Reason she's refusing: What you're serving is booor-ing (no offense).
What's happening: “Research shows that kids will eat more fruits and vegetables when they're presented in visually interesting ways,” says Halas-Liang. Giving foods catchy names seems to boost their appeal, too. Researchers at Cornell University found that preschoolers ate twice as many carrots when they were called “X-ray vision carrots” versus “carrots.” Go figure!

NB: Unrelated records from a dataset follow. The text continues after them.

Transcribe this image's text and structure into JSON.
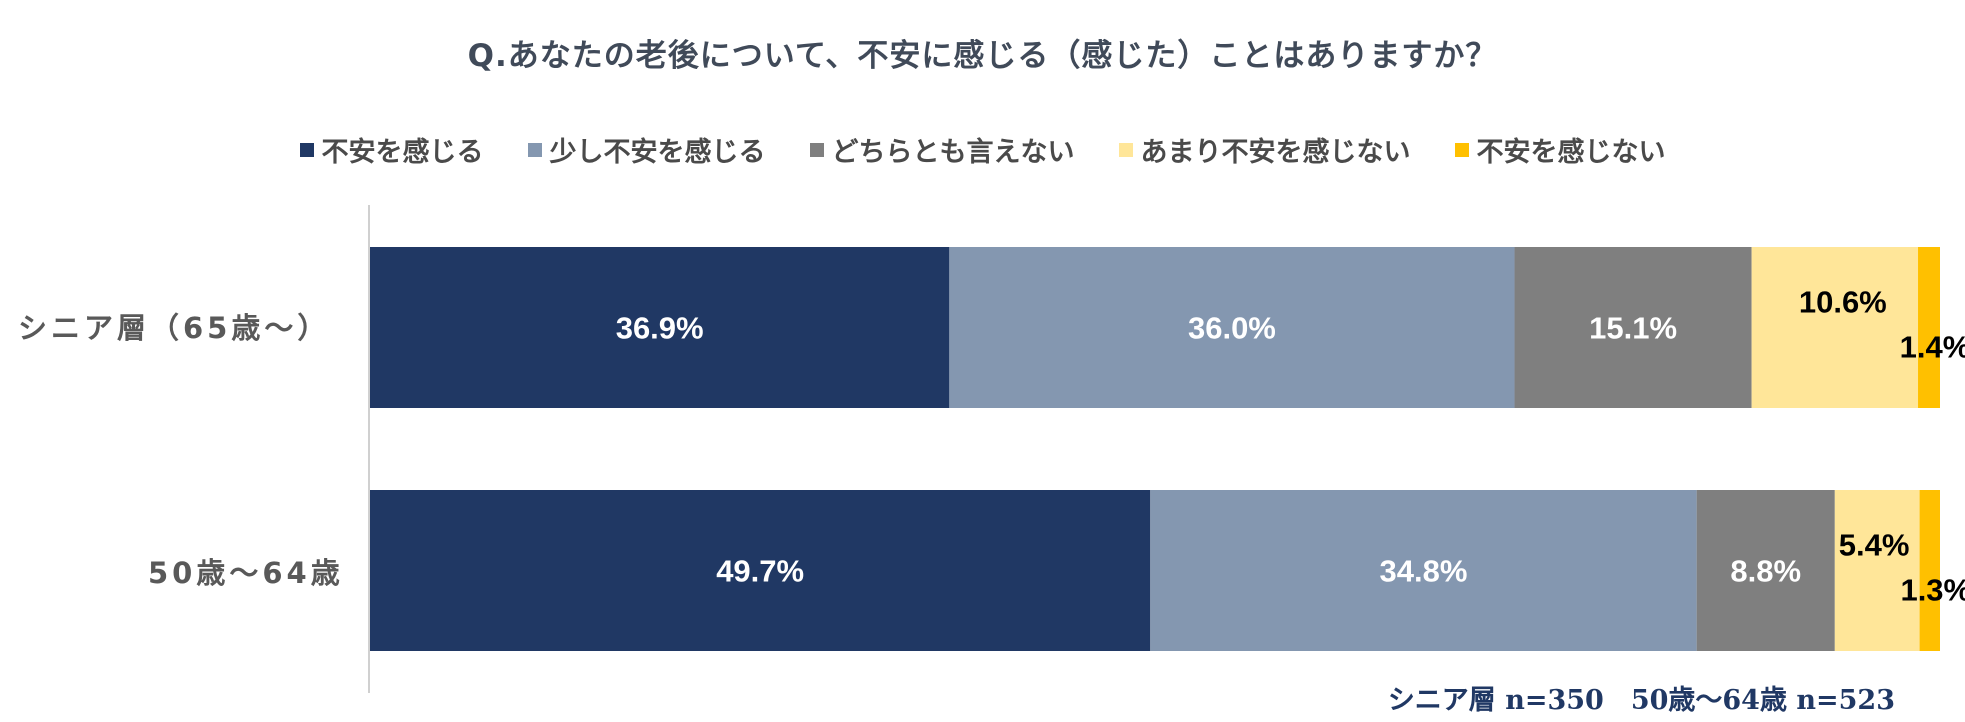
{
  "chart_data": {
    "type": "bar",
    "orientation": "horizontal",
    "stacked": true,
    "title": "Q.あなたの老後について、不安に感じる（感じた）ことはありますか？",
    "categories": [
      "シニア層（65歳～）",
      "50歳～64歳"
    ],
    "series": [
      {
        "name": "不安を感じる",
        "color": "#203864",
        "values": [
          36.9,
          49.7
        ],
        "labels": [
          "36.9%",
          "49.7%"
        ]
      },
      {
        "name": "少し不安を感じる",
        "color": "#8497b0",
        "values": [
          36.0,
          34.8
        ],
        "labels": [
          "36.0%",
          "34.8%"
        ]
      },
      {
        "name": "どちらとも言えない",
        "color": "#7f7f7f",
        "values": [
          15.1,
          8.8
        ],
        "labels": [
          "15.1%",
          "8.8%"
        ]
      },
      {
        "name": "あまり不安を感じない",
        "color": "#ffe699",
        "values": [
          10.6,
          5.4
        ],
        "labels": [
          "10.6%",
          "5.4%"
        ]
      },
      {
        "name": "不安を感じない",
        "color": "#ffc000",
        "values": [
          1.4,
          1.3
        ],
        "labels": [
          "1.4%",
          "1.3%"
        ]
      }
    ],
    "xlim": [
      0,
      100
    ],
    "legend_position": "top"
  },
  "footnote": "シニア層 n=350　50歳～64歳 n=523"
}
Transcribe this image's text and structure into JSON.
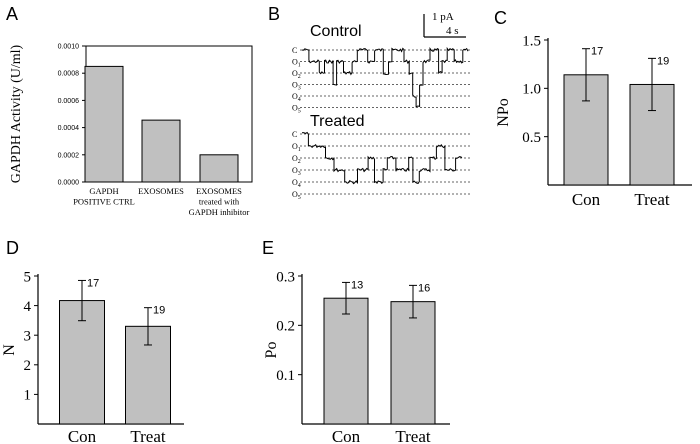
{
  "panels": {
    "A": {
      "letter": "A"
    },
    "B": {
      "letter": "B"
    },
    "C": {
      "letter": "C"
    },
    "D": {
      "letter": "D"
    },
    "E": {
      "letter": "E"
    }
  },
  "trace": {
    "control_label": "Control",
    "treated_label": "Treated",
    "scale_current": "1 pA",
    "scale_time": "4 s",
    "control_levels": [
      "C",
      "O1",
      "O2",
      "O3",
      "O4",
      "O5"
    ],
    "treated_levels": [
      "C",
      "O1",
      "O2",
      "O3",
      "O4",
      "O5"
    ]
  },
  "chart_data": [
    {
      "panel": "A",
      "type": "bar",
      "ylabel": "GAPDH Activity (U/ml)",
      "ylim": [
        0,
        0.001
      ],
      "yticks": [
        "0.0000",
        "0.0002",
        "0.0004",
        "0.0006",
        "0.0008",
        "0.0010"
      ],
      "categories": [
        [
          "GAPDH",
          "POSITIVE  CTRL"
        ],
        [
          "EXOSOMES"
        ],
        [
          "EXOSOMES",
          "treated with",
          "GAPDH  inhibitor"
        ]
      ],
      "values": [
        0.00085,
        0.000455,
        0.0002
      ]
    },
    {
      "panel": "C",
      "type": "bar",
      "ylabel": "NPo",
      "ylim": [
        0,
        1.5
      ],
      "yticks": [
        "0.5",
        "1.0",
        "1.5"
      ],
      "categories": [
        "Con",
        "Treat"
      ],
      "values": [
        1.14,
        1.04
      ],
      "errors": [
        0.27,
        0.27
      ],
      "n_labels": [
        "17",
        "19"
      ]
    },
    {
      "panel": "D",
      "type": "bar",
      "ylabel": "N",
      "ylim": [
        0,
        5
      ],
      "yticks": [
        "1",
        "2",
        "3",
        "4",
        "5"
      ],
      "categories": [
        "Con",
        "Treat"
      ],
      "values": [
        4.17,
        3.3
      ],
      "errors": [
        0.68,
        0.63
      ],
      "n_labels": [
        "17",
        "19"
      ]
    },
    {
      "panel": "E",
      "type": "bar",
      "ylabel": "Po",
      "ylim": [
        0,
        0.3
      ],
      "yticks": [
        "0.1",
        "0.2",
        "0.3"
      ],
      "categories": [
        "Con",
        "Treat"
      ],
      "values": [
        0.255,
        0.248
      ],
      "errors": [
        0.032,
        0.033
      ],
      "n_labels": [
        "13",
        "16"
      ]
    }
  ]
}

Work with it: Encourage imaginative rebranding. Halas-Liang's daughter took to cauliflower after dubbing it “snowpuffs,” and Dr. Jana's son was most excited when dinner was “Ryan's Lasagna.” Pull kids into menu planning and meal prep, too. “My kids love looking at cookbooks and food magazines like Bon Appétit,” says Nancy Tringali Piho, author of My Two-Year-Old Eats Octopus: Raising Children Who Love to Eat Everything. “We sit together and talk about what it is and how good it must be.” Flip through the books on your shelves and tell your child he can pick anything he'd like to make from them.